­Jeremy Scott’s first collection for Moschino was based on his love of junk food and pop culture. With clothing inspired by the world’s largest junk food supplier: McDonalds. The signature M of McDonalds was reconfigured as Moschino’s iconic heart design. After that delicious feast, there were garments and accessories inspired by signature items from Chanel. The happy face of Spongebob Squarepant appeared later, amisdst storm of candy wrappers. We felt like the proverbial kids in a candy store, with everybody eating up this collection.


One of the more interesting features from the Iceberg collection was the material they used. Some hard looking, but soft feel fabrics in combination with plastics as decoration on jumpers. The shape that came alive by using this fabric was quite amazing to see and created a new kind of silhouette. With the models’ hair pulled back in a messy way, it enhanced the feeling of the clean and somewhat oversized silhouettes of the clothing they were wearing.


The AW14 collection from Etro felt like going on a journey. All the different patterns, textures and embroideries made us want to discover the clothing piece by piece. Every garment  a new part of the travel. The colours felt really earthy, but there were some bright highlights that made the garments look very lively.


Models with nude faces walked the catwalk at the Gabriele Colangelo show. This enhanced the focus on the graphic coloured AW14 collection. The garments were black and white with more than 50 shades of grey in between. This colour palette in combination with the geometric shapes of the clothing showed us Colangelo’s inspiration: the grayscale watercolours of Bandau. The twist in this collection was the lime green coloured bags that really caught the eye with their bright colour.

Just Cavalli

At Just Cavalli they don’t know the saying ‘Less is More’, here it is definitely ‘More is More’. This was also the mantra of this collection, with golden pants, high orange boots and big glasses there was enough that caught the eye. Fringes were all over the place in this collection. The inspiration for this collection was Florence – photographic prints of this beautiful city were all over the collection.

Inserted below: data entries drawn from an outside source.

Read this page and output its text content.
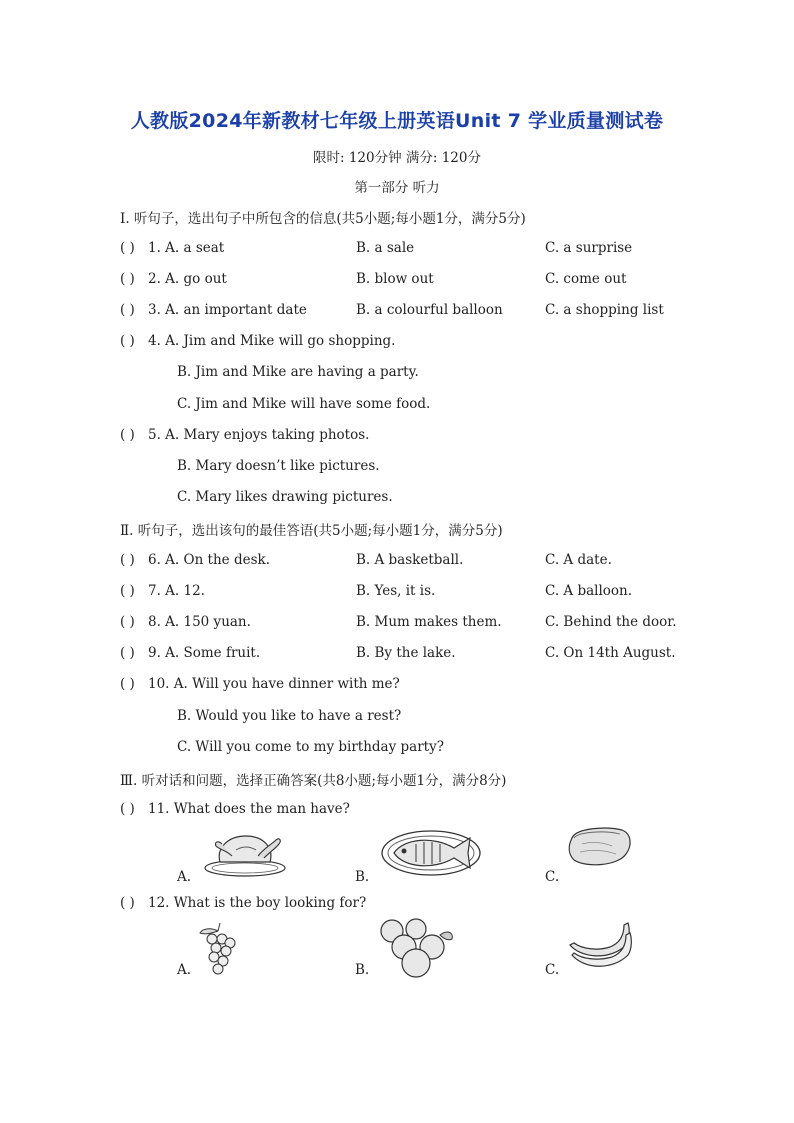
人教版2024年新教材七年级上册英语Unit 7 学业质量测试卷
限时: 120分钟 满分: 120分
第一部分 听力
Ⅰ. 听句子，选出句子中所包含的信息(共5小题;每小题1分，满分5分)
( ) 1. A. a seat	B. a sale	C. a surprise
( ) 2. A. go out	B. blow out	C. come out
( ) 3. A. an important date	B. a colourful balloon	C. a shopping list
( ) 4. A. Jim and Mike will go shopping.
B. Jim and Mike are having a party.
C. Jim and Mike will have some food.
( ) 5. A. Mary enjoys taking photos.
B. Mary doesn’t like pictures.
C. Mary likes drawing pictures.
Ⅱ. 听句子，选出该句的最佳答语(共5小题;每小题1分，满分5分)
( ) 6. A. On the desk.	B. A basketball.	C. A date.
( ) 7. A. 12.	B. Yes, it is.	C. A balloon.
( ) 8. A. 150 yuan.	B. Mum makes them.	C. Behind the door.
( ) 9. A. Some fruit.	B. By the lake.	C. On 14th August.
( ) 10. A. Will you have dinner with me?
B. Would you like to have a rest?
C. Will you come to my birthday party?
Ⅲ. 听对话和问题，选择正确答案(共8小题;每小题1分，满分8分)
( ) 11. What does the man have?
A.	B.	C.
( ) 12. What is the boy looking for?
A.	B.	C.
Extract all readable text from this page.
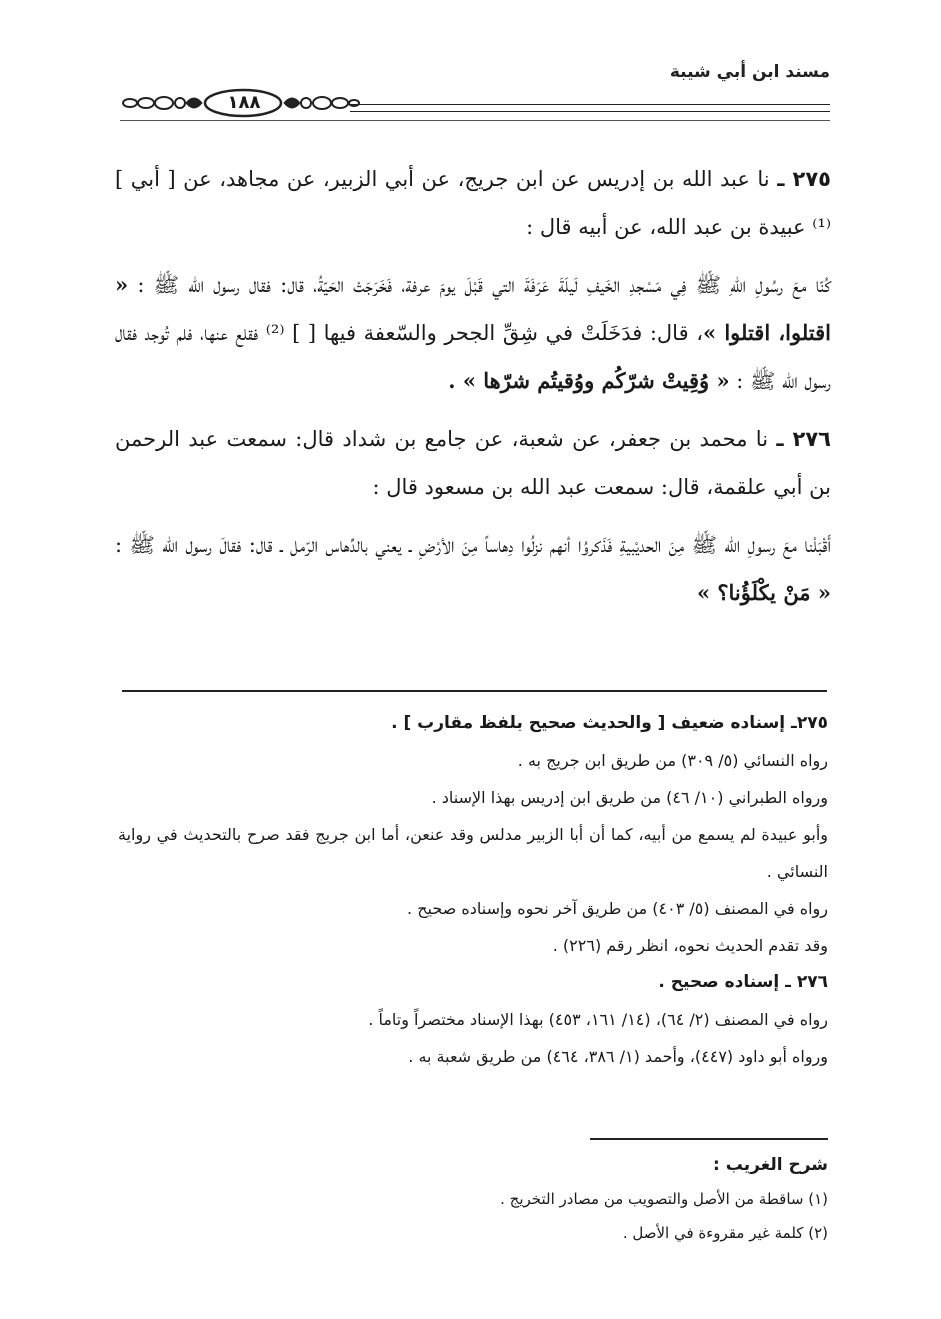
مسند ابن أبي شيبة
١٨٨

٢٧٥ ـ نا عبد الله بن إدريس عن ابن جريج، عن أبي الزبير، عن مجاهد، عن [ أبي ] ⁽¹⁾ عبيدة بن عبد الله، عن أبيه قال :

كُنّا معَ رسُولِ اللهِ ﷺ فِي مَسْجدِ الخَيفِ لَيلَةَ عَرَفَةَ التي قَبْلَ يومَ عرفة، فَخَرَجَتْ الحَيّةُ، قال: فقال رسول الله ﷺ : « اقتلوا، اقتلوا »، قال: فدَخَلَتْ في شِقِّ الجحر والسّعفة فيها [ ] ⁽²⁾ فقلع عنها، فلم تُوجد فقال رسول الله ﷺ : « وُقِيتْ شرّكُم ووُقيتُم شرّها » .

٢٧٦ ـ نا محمد بن جعفر، عن شعبة، عن جامع بن شداد قال: سمعت عبد الرحمن بن أبي علقمة، قال: سمعت عبد الله بن مسعود قال :

أَقْبَلْنا معَ رسولِ الله ﷺ مِنَ الحديْبيةِ فَذَكروُا أنهم نزلُوا دِهاساً مِنَ الأرْضِ ـ يعني بالدِّهاس الرّمل ـ قال: فقالَ رسول الله ﷺ : « مَنْ يكْلَؤُنا؟ »

٢٧٥ـ إسناده ضعيف [ والحديث صحيح بلفظ مقارب ] .

رواه النسائي (٥/ ٣٠٩) من طريق ابن جريج به .

ورواه الطبراني (١٠/ ٤٦) من طريق ابن إدريس بهذا الإسناد .

وأبو عبيدة لم يسمع من أبيه، كما أن أبا الزبير مدلس وقد عنعن، أما ابن جريج فقد صرح بالتحديث في رواية النسائي .

رواه في المصنف (٥/ ٤٠٣) من طريق آخر نحوه وإسناده صحيح .

وقد تقدم الحديث نحوه، انظر رقم (٢٢٦) .

٢٧٦ ـ إسناده صحيح .

رواه في المصنف (٢/ ٦٤)، (١٤/ ١٦١، ٤٥٣) بهذا الإسناد مختصراً وتاماً .

ورواه أبو داود (٤٤٧)، وأحمد (١/ ٣٨٦، ٤٦٤) من طريق شعبة به .

شرح الغريب :

(١) ساقطة من الأصل والتصويب من مصادر التخريج .

(٢) كلمة غير مقروءة في الأصل .
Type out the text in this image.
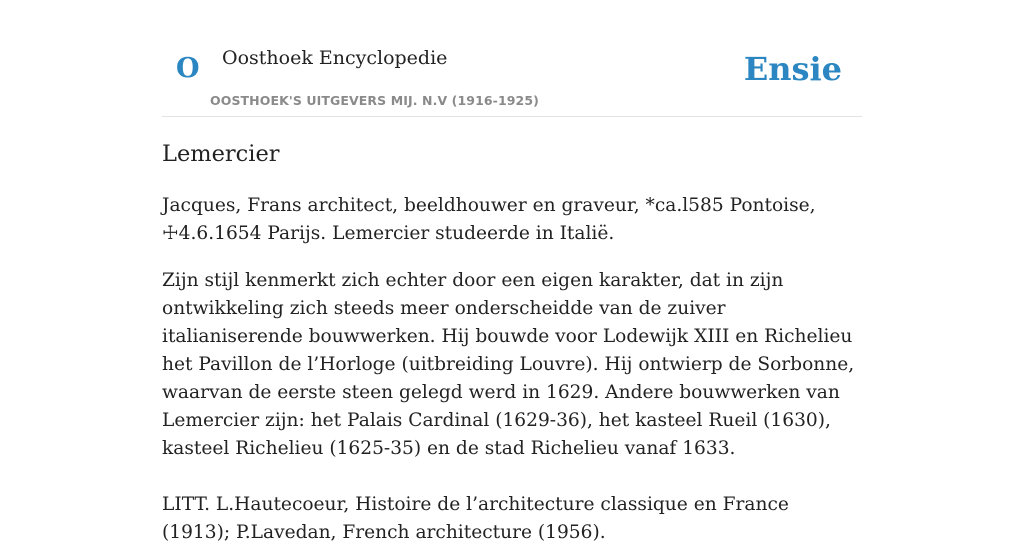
O Oosthoek Encyclopedie
OOSTHOEK'S UITGEVERS MIJ. N.V (1916-1925)
Ensie
Lemercier

Jacques, Frans architect, beeldhouwer en graveur, *ca.l585 Pontoise, ☩4.6.1654 Parijs. Lemercier studeerde in Italië.

Zijn stijl kenmerkt zich echter door een eigen karakter, dat in zijn ontwikkeling zich steeds meer onderscheidde van de zuiver italianiserende bouwwerken. Hij bouwde voor Lodewijk XIII en Richelieu het Pavillon de l’Horloge (uitbreiding Louvre). Hij ontwierp de Sorbonne, waarvan de eerste steen gelegd werd in 1629. Andere bouwwerken van Lemercier zijn: het Palais Cardinal (1629-36), het kasteel Rueil (1630), kasteel Richelieu (1625-35) en de stad Richelieu vanaf 1633.

LITT. L.Hautecoeur, Histoire de l’architecture classique en France (1913); P.Lavedan, French architecture (1956).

Fausto PuglisiGraphic lines, hard fabric and a lot of colours were the main keywords for the AW14 collection from Fausto Puglisi. Puglisi is known for his use of colour and embroidery, and he didn’t let us down this season. This time he used bold red tones in combination with more pastel lavender and green tones.


The beginning of the Dsquared2 show felt a bit reversed; where brands usually end with eveningwear, they chose to begin with it. A glamour girl walked the catwalk with fancy clothing on, followed by two girls dressed in white, as if they were her guardians. One glamour girl after another entered the catwalk with apparel made of beautiful luxurious fabrics. The colour palette of this collection was really diverse, besides black clothing, there were many deep coloured garments in shades of purple, blue, and green.